Researchers at the University of Cambridge, UK, led by Erwin Reisner, have long been working on the conversion of waste, water and air into fuel or other chemicals. The focus is always on machines that can operate autonomously with the help of sunlight and without an additional power supply.
The results of a recent project, just published in a study in Nature, show a promising and easily scalable process for converting CO₂ from the air into practically usable gases. These can then be converted into synthetic fuel or industrially relevant chemicals. Special filters collect the CO₂ from the air in the dark. As soon as the sun shines, amplified by mirrors, the infrared radiation heats up the system. Ultraviolet light from the sun is used to start the chemical reaction.
Extracting and using CO₂: A cycle
In addition to the fact that the process is self-sustaining and does not require renewable energy from elsewhere, there are several other advantages compared to other projects that aim to filter CO₂ out of the air. Many CCS (carbon capture and storage) approaches either compress CO₂ or store it in layers of rock where it remains without further use or, in the worst case, escapes again.

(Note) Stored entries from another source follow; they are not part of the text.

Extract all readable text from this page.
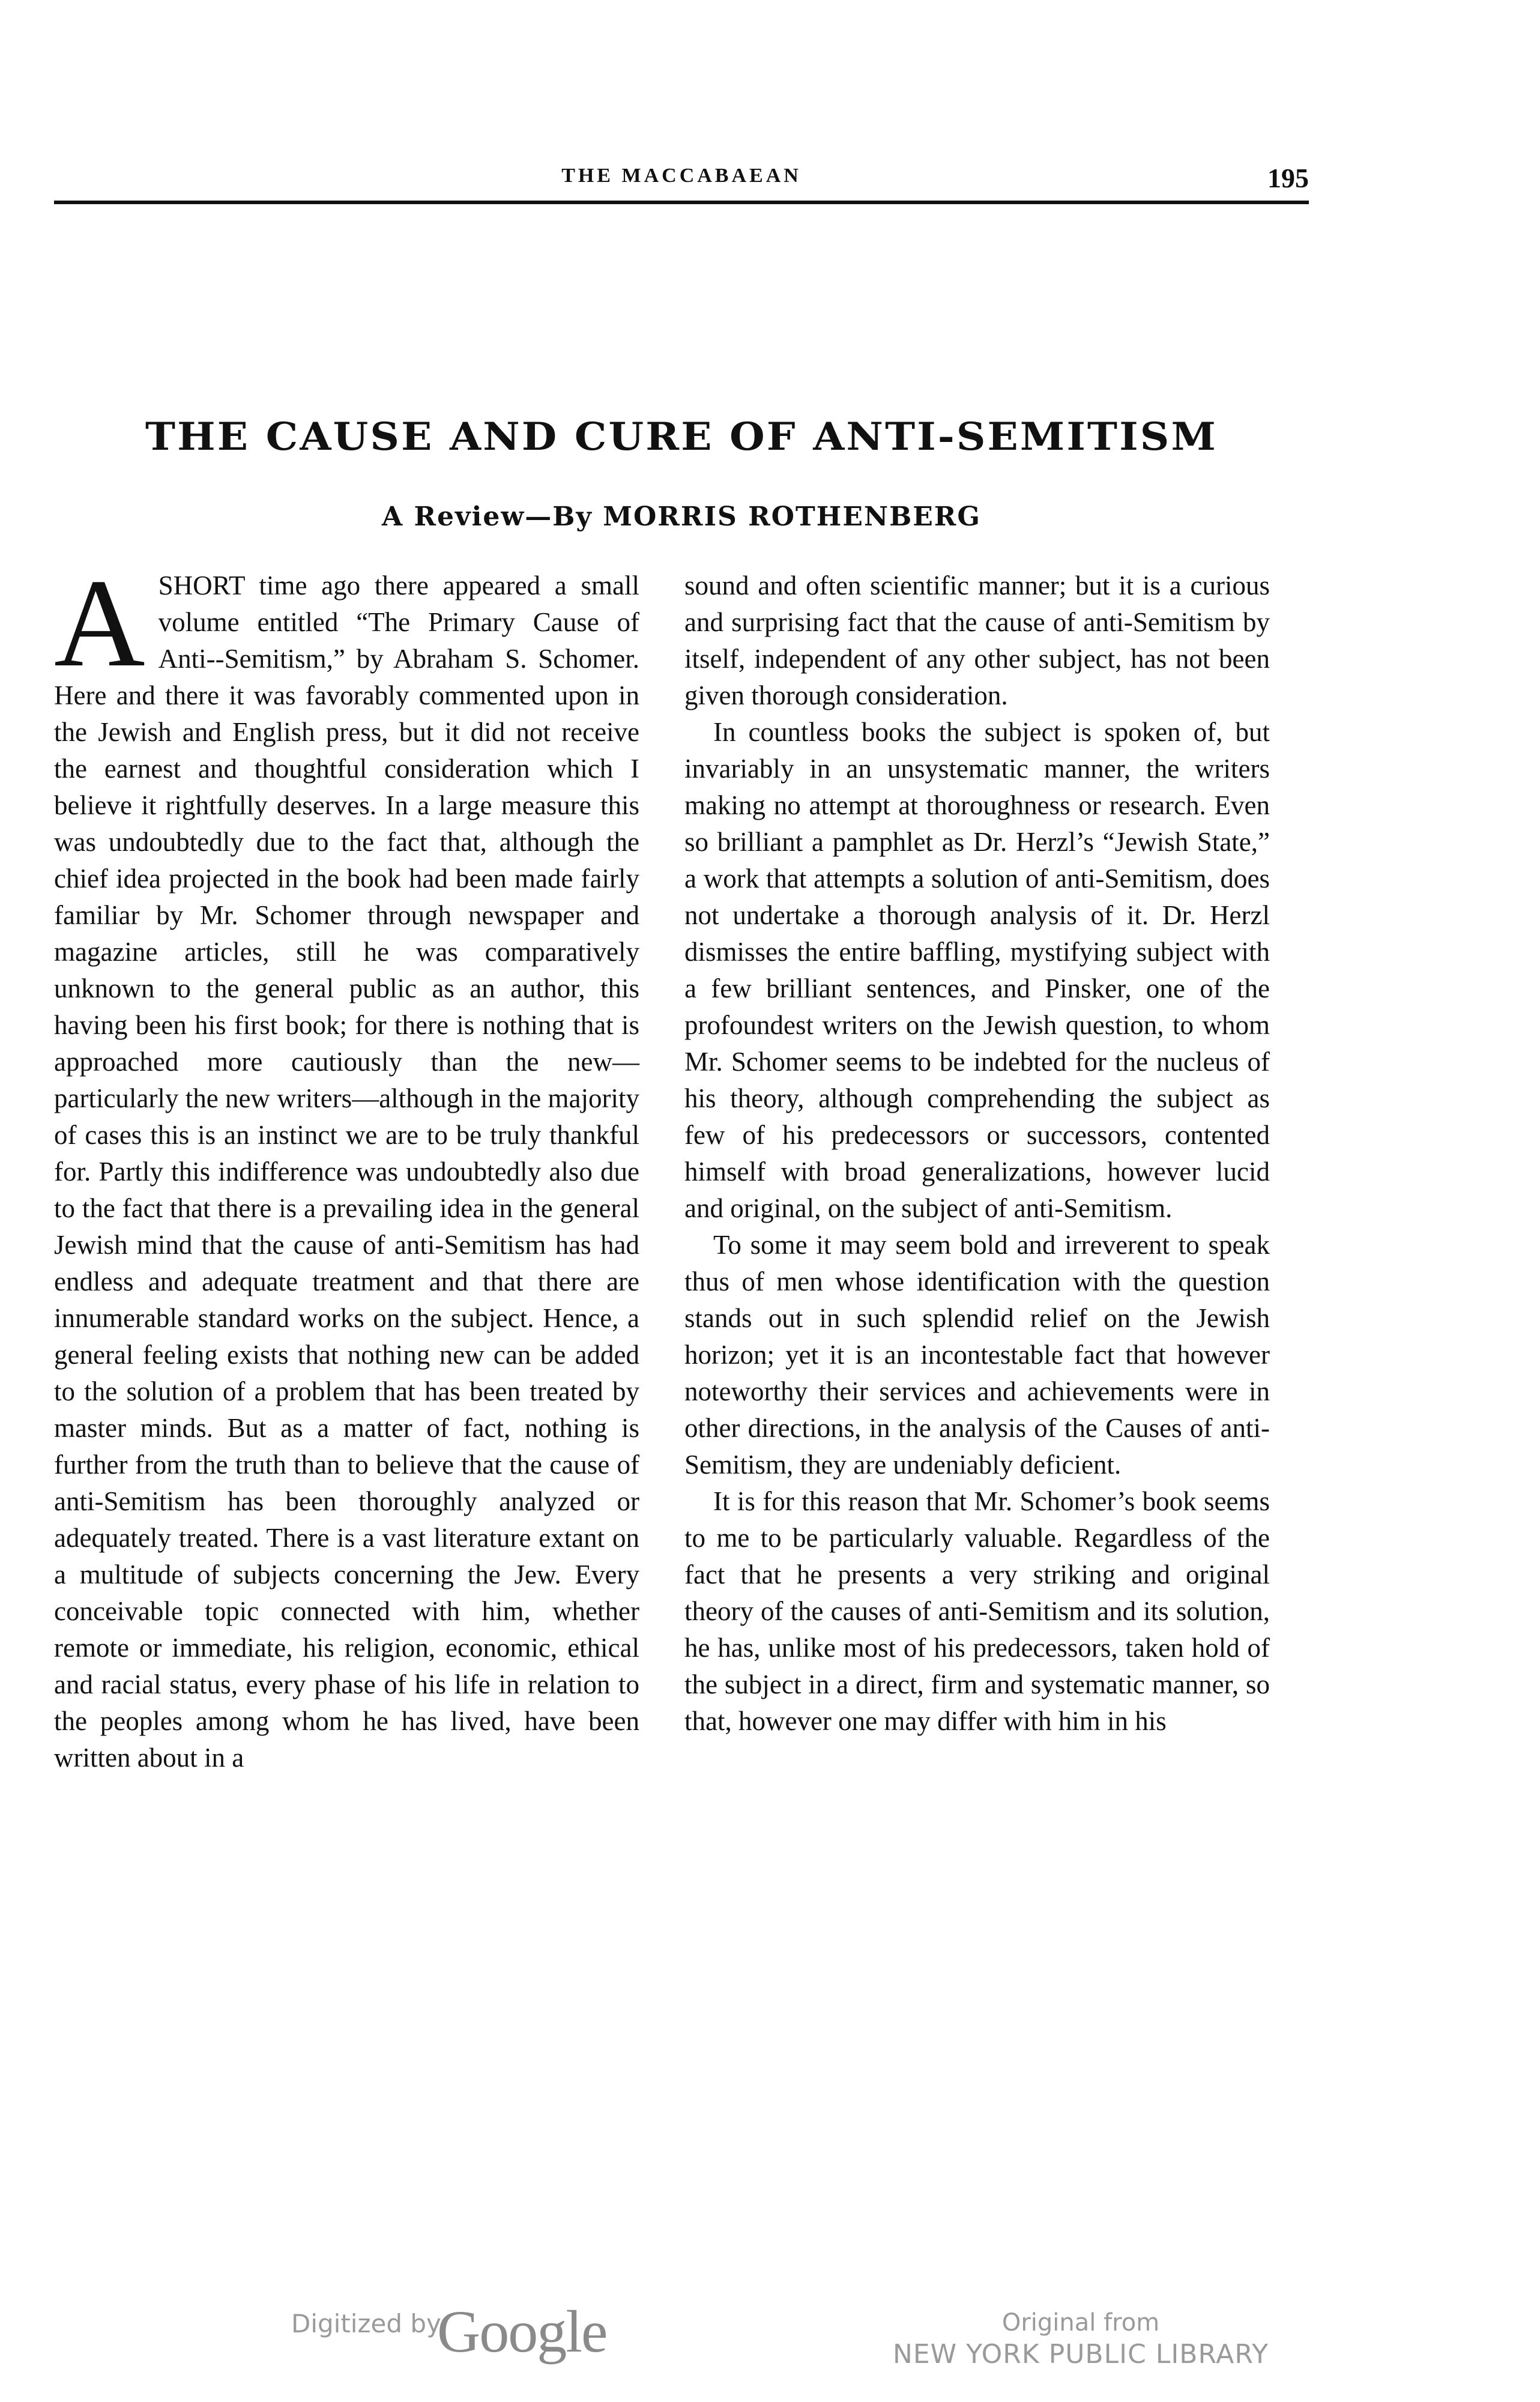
THE MACCABAEAN	195
THE CAUSE AND CURE OF ANTI-SEMITISM
A Review—By MORRIS ROTHENBERG

ASHORT time ago there appeared a small volume entitled “The Primary Cause of Anti--Semitism,” by Abraham S. Schomer. Here and there it was favorably commented upon in the Jewish and English press, but it did not receive the earnest and thoughtful consideration which I believe it rightfully deserves. In a large measure this was undoubtedly due to the fact that, although the chief idea projected in the book had been made fairly familiar by Mr. Schomer through newspaper and magazine articles, still he was comparatively unknown to the general public as an author, this having been his first book; for there is nothing that is approached more cautiously than the new—particularly the new writers—although in the majority of cases this is an instinct we are to be truly thankful for. Partly this indifference was undoubtedly also due to the fact that there is a prevailing idea in the general Jewish mind that the cause of anti-Semitism has had endless and adequate treatment and that there are innumerable standard works on the subject. Hence, a general feeling exists that nothing new can be added to the solution of a problem that has been treated by master minds. But as a matter of fact, nothing is further from the truth than to believe that the cause of anti-Semitism has been thoroughly analyzed or adequately treated. There is a vast literature extant on a multitude of subjects concerning the Jew. Every conceivable topic connected with him, whether remote or immediate, his religion, economic, ethical and racial status, every phase of his life in relation to the peoples among whom he has lived, have been written about in a

sound and often scientific manner; but it is a curious and surprising fact that the cause of anti-Semitism by itself, independent of any other subject, has not been given thorough consideration.

In countless books the subject is spoken of, but invariably in an unsystematic manner, the writers making no attempt at thoroughness or research. Even so brilliant a pamphlet as Dr. Herzl’s “Jewish State,” a work that attempts a solution of anti-Semitism, does not undertake a thorough analysis of it. Dr. Herzl dismisses the entire baffling, mystifying subject with a few brilliant sentences, and Pinsker, one of the profoundest writers on the Jewish question, to whom Mr. Schomer seems to be indebted for the nucleus of his theory, although comprehending the subject as few of his predecessors or successors, contented himself with broad generalizations, however lucid and original, on the subject of anti-Semitism.

To some it may seem bold and irreverent to speak thus of men whose identification with the question stands out in such splendid relief on the Jewish horizon; yet it is an incontestable fact that however noteworthy their services and achievements were in other directions, in the analysis of the Causes of anti-Semitism, they are undeniably deficient.

It is for this reason that Mr. Schomer’s book seems to me to be particularly valuable. Regardless of the fact that he presents a very striking and original theory of the causes of anti-Semitism and its solution, he has, unlike most of his predecessors, taken hold of the subject in a direct, firm and systematic manner, so that, however one may differ with him in his

Digitized by
Google	Original from
NEW YORK PUBLIC LIBRARY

The energy input is high and the yield hardly worth mentioning, apart from the potential slowdown in global warming. And somehow the (rather expensive) technology always provides an excuse to continue using fossil fuels. But if the University of Cambridge's interesting and seemingly simple machine turns out to be effective and inexpensive, it could at least create a kind of CO₂ cycle that is fundamentally not much different from photosynthesis.